Dieren die u instuurt naar een tentoonstelling moeten altijd herkenbaar zijn. Konijnen moeten in hun oren getatoeëerd zijn, hoenders, siervogels, sierduiven en eenden moeten een niet afneembare ring om hun poten hebben.
Cavia's worden niet getatoeëerd, doch dragen een pleister met het kooinummer in het oor.
Kleine knagers worden niet gekenmerkt.
De tentoonstelling zelf is een groots gebeuren waarvoor veel werk verzet moet worden. Uw hulp daarbij wordt altijd zeer op prijs gesteld door de tentoonstellingsorganisatie.
Werkzaamheden, zoals kooien ophalen op de avond voor het opbouwen, het opbouwen zelf en alles wat daar bij komt, is een omvangrijke klus en hulp is hierbij noodzakelijk.
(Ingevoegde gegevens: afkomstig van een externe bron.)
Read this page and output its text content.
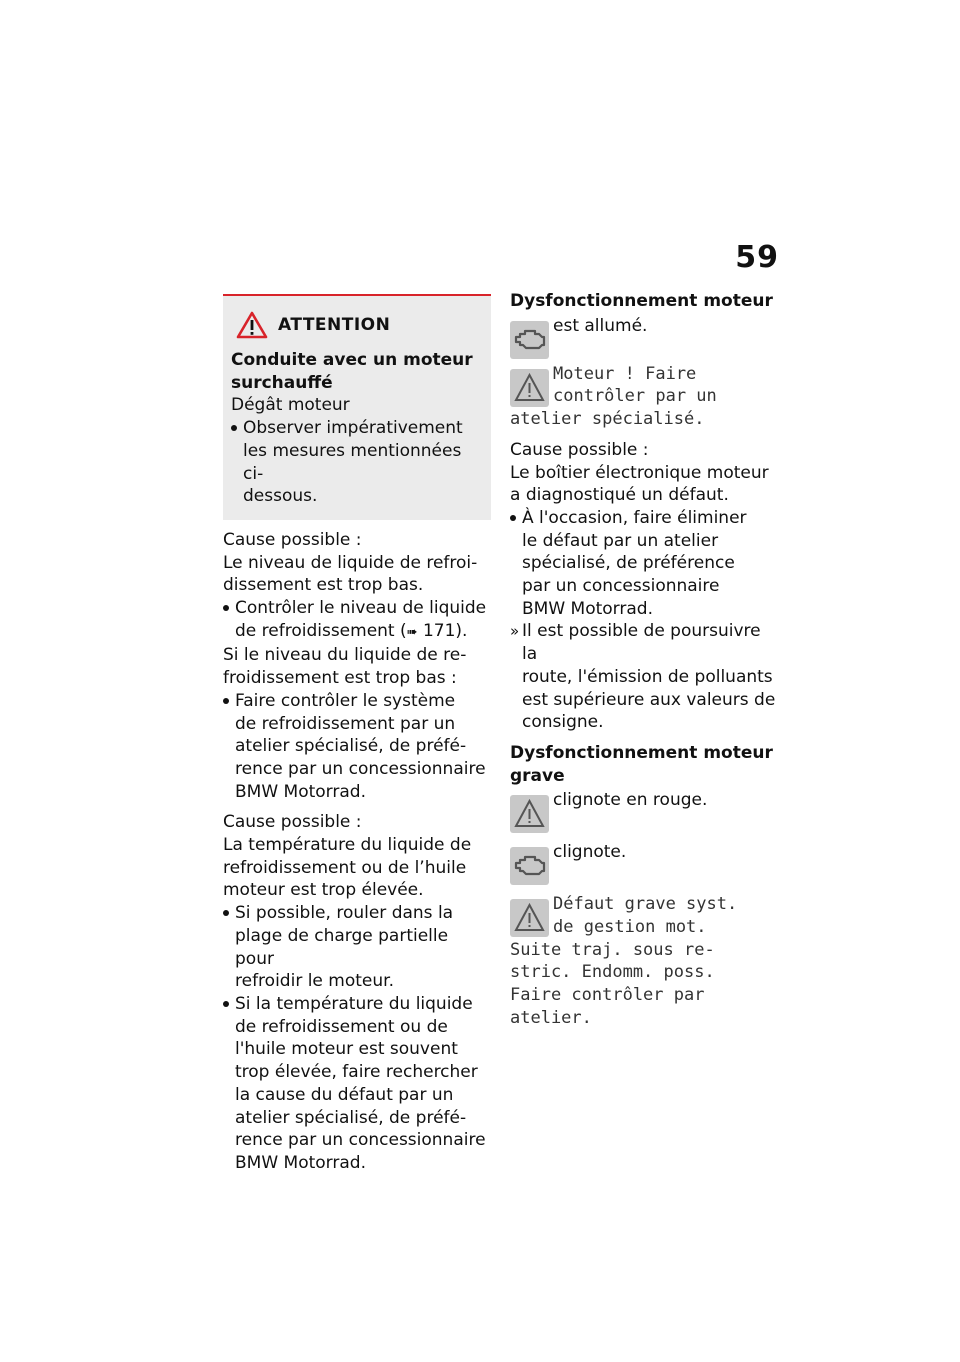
59
ATTENTION
Conduite avec un moteur
surchauffé
Dégât moteur
Observer impérativement
les mesures mentionnées ci-
dessous.
Cause possible :
Le niveau de liquide de refroi-
dissement est trop bas.
Contrôler le niveau de liquide
de refroidissement (➠ 171).
Si le niveau du liquide de re-
froidissement est trop bas :
Faire contrôler le système
de refroidissement par un
atelier spécialisé, de préfé-
rence par un concessionnaire
BMW Motorrad.
Cause possible :
La température du liquide de
refroidissement ou de l’huile
moteur est trop élevée.
Si possible, rouler dans la
plage de charge partielle pour
refroidir le moteur.
Si la température du liquide
de refroidissement ou de
l'huile moteur est souvent
trop élevée, faire rechercher
la cause du défaut par un
atelier spécialisé, de préfé-
rence par un concessionnaire
BMW Motorrad.
Dysfonctionnement moteur
est allumé.
Moteur ! Faire
contrôler par un
atelier spécialisé.
Cause possible :
Le boîtier électronique moteur
a diagnostiqué un défaut.
À l'occasion, faire éliminer
le défaut par un atelier
spécialisé, de préférence
par un concessionnaire
BMW Motorrad.
» Il est possible de poursuivre la
route, l'émission de polluants
est supérieure aux valeurs de
consigne.
Dysfonctionnement moteur
grave
clignote en rouge.
clignote.
Défaut grave syst.
de gestion mot.
Suite traj. sous re-
stric. Endomm. poss.
Faire contrôler par
atelier.
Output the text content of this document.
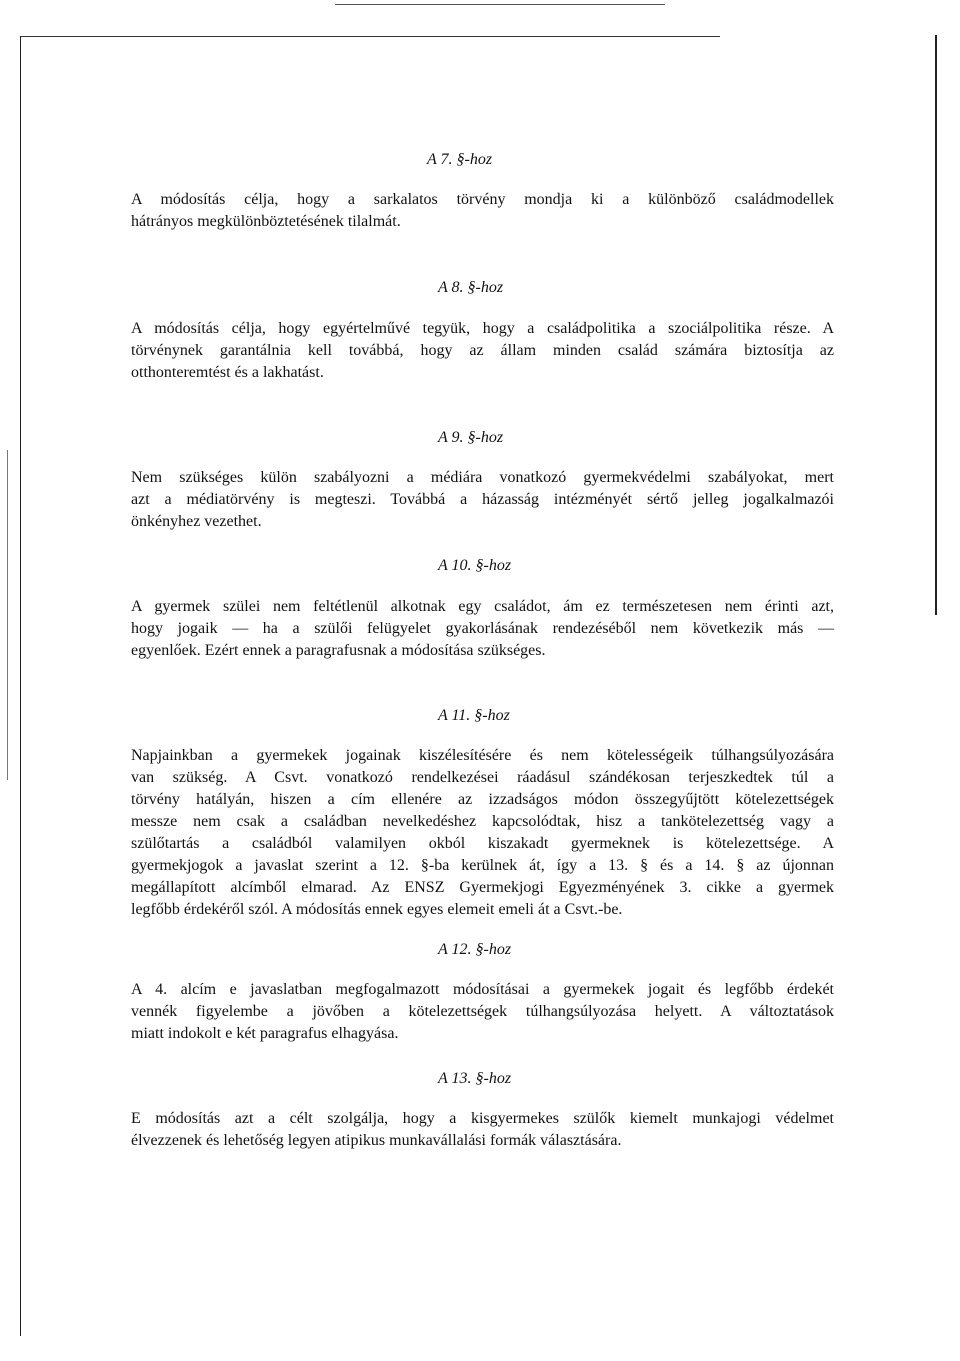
A 7. §-hoz
A módosítás célja, hogy a sarkalatos törvény mondja ki a különböző családmodellek
hátrányos megkülönböztetésének tilalmát.
A 8. §-hoz
A módosítás célja, hogy egyértelművé tegyük, hogy a családpolitika a szociálpolitika része. A
törvénynek garantálnia kell továbbá, hogy az állam minden család számára biztosítja az
otthonteremtést és a lakhatást.
A 9. §-hoz
Nem szükséges külön szabályozni a médiára vonatkozó gyermekvédelmi szabályokat, mert
azt a médiatörvény is megteszi. Továbbá a házasság intézményét sértő jelleg jogalkalmazói
önkényhez vezethet.
A 10. §-hoz
A gyermek szülei nem feltétlenül alkotnak egy családot, ám ez természetesen nem érinti azt,
hogy jogaik — ha a szülői felügyelet gyakorlásának rendezéséből nem következik más —
egyenlőek. Ezért ennek a paragrafusnak a módosítása szükséges.
A 11. §-hoz
Napjainkban a gyermekek jogainak kiszélesítésére és nem kötelességeik túlhangsúlyozására
van szükség. A Csvt. vonatkozó rendelkezései ráadásul szándékosan terjeszkedtek túl a
törvény hatályán, hiszen a cím ellenére az izzadságos módon összegyűjtött kötelezettségek
messze nem csak a családban nevelkedéshez kapcsolódtak, hisz a tankötelezettség vagy a
szülőtartás a családból valamilyen okból kiszakadt gyermeknek is kötelezettsége. A
gyermekjogok a javaslat szerint a 12. §-ba kerülnek át, így a 13. § és a 14. § az újonnan
megállapított alcímből elmarad. Az ENSZ Gyermekjogi Egyezményének 3. cikke a gyermek
legfőbb érdekéről szól. A módosítás ennek egyes elemeit emeli át a Csvt.-be.
A 12. §-hoz
A 4. alcím e javaslatban megfogalmazott módosításai a gyermekek jogait és legfőbb érdekét
vennék figyelembe a jövőben a kötelezettségek túlhangsúlyozása helyett. A változtatások
miatt indokolt e két paragrafus elhagyása.
A 13. §-hoz
E módosítás azt a célt szolgálja, hogy a kisgyermekes szülők kiemelt munkajogi védelmet
élvezzenek és lehetőség legyen atipikus munkavállalási formák választására.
Ook de keurdag vergt heel veel inzet van iedereen. Iedere keurmeester krijgt een schrijver toegewezen en bij de konijnen en cavia's is er ook nog een aandrager die de dieren ophaalt en naar de keurmeesterstafel brengt.
De keurmeesters keuren de dieren op hun raskwaliteiten en geven de dieren naar aanleiding hiervan een beoordeling, welke door de schrijver wordt genoteerd op een beoordelingskaart. De beoordeling wordt onderaan op deze kaart uitgedrukt door middel van een predikaat.
De predikaten zijn U (uitmuntend), F (fraai), ZG (zeergoed), G (goed), M (matig) en een O (onvoldoende). Deze predikaten worden dan weer onderverdeeld in cijfers, bijvoorbeeld 1ste U, 1ste F, 2e F, 3e ZG enz, enz.
Predikaten worden verder nog voorzien van een puntenbeoordeling, bijvoorbeeld ZG 93.
De beoordelingskaarten worden na de keuring meestal boven de kooien gehangen, zodat de fokkers en het publiek hiervan kennis kunnen nemen.
Nadat iedere keurmeester zijn/haar beste dier(en) heeft uitgezocht zullen de hoofdereprijzen-keurmeester gaan bepalen welke dieren de titel "mooiste dier van de tentoonstelling" zal krijgen, dus de uiteindelijke kampioenen zullen zijn.
Vroeger waren deze keuringen altijd achter gesloten deuren en alleen toegankelijk voor het bestuur, schrijvers en aandragers. doch tegenwoordig komen er gelukkig steeds meer voor het publiek toegankelijke keuringen.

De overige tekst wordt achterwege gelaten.